Out of the Loop on GSAVE
I hadn't gotten around to the end of the War on Terror, or at least the end of the brand "War on Terror," that the White House appeared to push last week. Which is funny, because apparently they're now backtracking on the backtrack. Originally, the idea was to change the name from "global war on terror" (GWOT) to "global struggle against violent extremism" (GSAVE!), mainly because, in the words of the Chairman of the Joint Chiefs of Staff Richard Myers, "because if you call it a war, then you think of people in uniform as being the solution."
Well, apparently the President thinks people in uniform ARE the solution.
I also want to talk to you about national security. Make no mistake about it, we are at war. We're at war with an enemy that attacked us on September the 11th, 2001. We're at war against an enemy that, since that day, has continued to kill. They have killed in Madrid and Istanbul and Jakarta and Casablanca and Riyadh and Bali and London and elsewhere....
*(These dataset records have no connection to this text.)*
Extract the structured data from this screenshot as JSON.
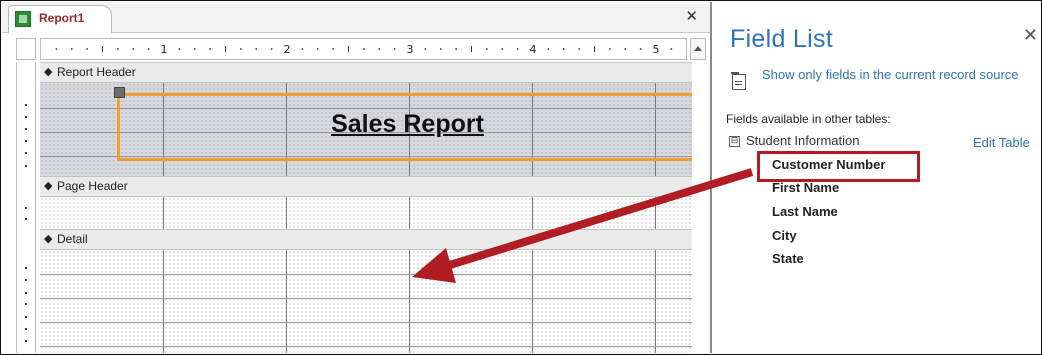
{
  "document_tab": {
    "title": "Report1",
    "close_glyph": "✕"
  },
  "ruler": {
    "numbers": [
      "1",
      "2",
      "3",
      "4",
      "5"
    ]
  },
  "sections": {
    "report_header": {
      "label": "Report Header"
    },
    "page_header": {
      "label": "Page Header"
    },
    "detail": {
      "label": "Detail"
    }
  },
  "title_control": {
    "text": "Sales Report"
  },
  "field_list": {
    "title": "Field List",
    "close_glyph": "✕",
    "show_only_link": "Show only fields in the current record source",
    "available_label": "Fields available in other tables:",
    "table": {
      "expander": "⊟",
      "name": "Student Information",
      "edit_link": "Edit Table"
    },
    "fields": [
      "Customer Number",
      "First Name",
      "Last Name",
      "City",
      "State"
    ]
  },
  "colors": {
    "highlight_box": "#b01d22",
    "arrow": "#b01d22",
    "title_border": "#f0a030",
    "link_blue": "#2e73b9"
  },
  "icons": {
    "tab_icon": "report-icon",
    "section_arrow": "section-collapse-icon",
    "show_only": "filter-doc-icon"
  }
}
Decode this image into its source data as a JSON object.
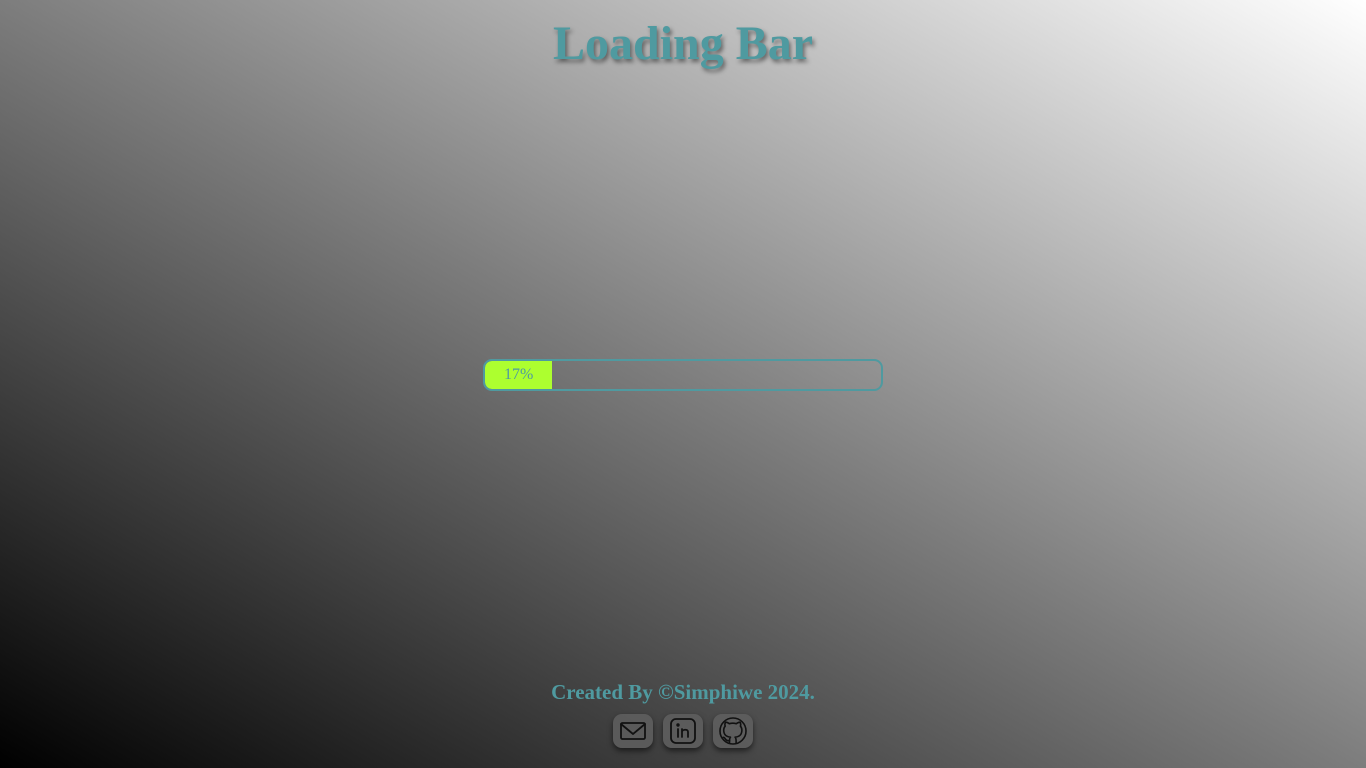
{
  "header": {
    "title": "Loading Bar"
  },
  "progress": {
    "percent": 17,
    "label": "17%",
    "fill_color": "#adff2f",
    "accent_color": "#4f9aa0"
  },
  "footer": {
    "credit": "Created By ©Simphiwe 2024.",
    "links": [
      {
        "icon": "mail-icon"
      },
      {
        "icon": "linkedin-icon"
      },
      {
        "icon": "github-icon"
      }
    ]
  }
}
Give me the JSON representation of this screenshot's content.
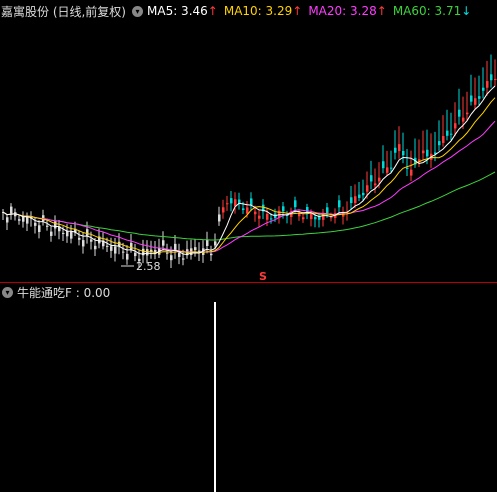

...Make no mistake about it, this is a war against people who profess an ideology, and they use terror as a means to achieve their objectives....
...To win this war on terror, we will use all elements of national power. We will use our military...
...See, it's a different kind of war. In the old days you'd have armies that were funded by states. You knew where they were, you could trace them. This war is against killers who hide, and then they show up and kill innocent life, and then they retreat. And so you've got to have good intelligence in order to defeat them...
Wow, somebody didn't get the memo.
I thought the rebranding into a struggle from a war represented a real admission of error, which this President is just highly unlikely to do. It hewed closer to John Kerry's way of looking at how to defeat this threat. That's why it seemed completely odd to me that they'd change it. And now we know that they haven't. Or at least Bush hasn't; he can still go out and talk to the masses in his base and say "war on terra" and get the crowds amped up with fear.
But I think Bush actually put this whole thing best himself, before last year's RNC:
Lauer: “You said to me a second ago, one of the things you'll lay out in your vision for the next four years is how to go about winning the war on terror. That phrase strikes me a little bit. Do you really think we can win this war on terror in the next four years?”
President Bush: “I have never said we can win it in four years.”
Lauer: “So I’m just saying can we win it? Do you see that?”
President Bush: “I don't think you can win it. But I think you can create conditions so that those who use terror as a tool are less acceptable in parts of the world –- let's put it that way.
No, I don't think you can win it either, dude.
P.S. George Lakoff maybe hits the nail on why it's a war, again:
What is most important is what is not being said. The Bush administration is implicitly, through the use of language, admitting that war won't stop terrorism and that the war in Iraq had no justification. Important questions arise and must be asked: If this is not a "war," does the president still have the war powers given him by Congress? If there is no "war" anymore, how can there be "enemy combatants" in Guantanamo, whose imprisonment without due process is being justified by "war." If there is no "war," will we still need to call up the reserves and the National Guard? And is the new framing retroactive? Was there ever a "war" on terror? Was it just mistake to think so?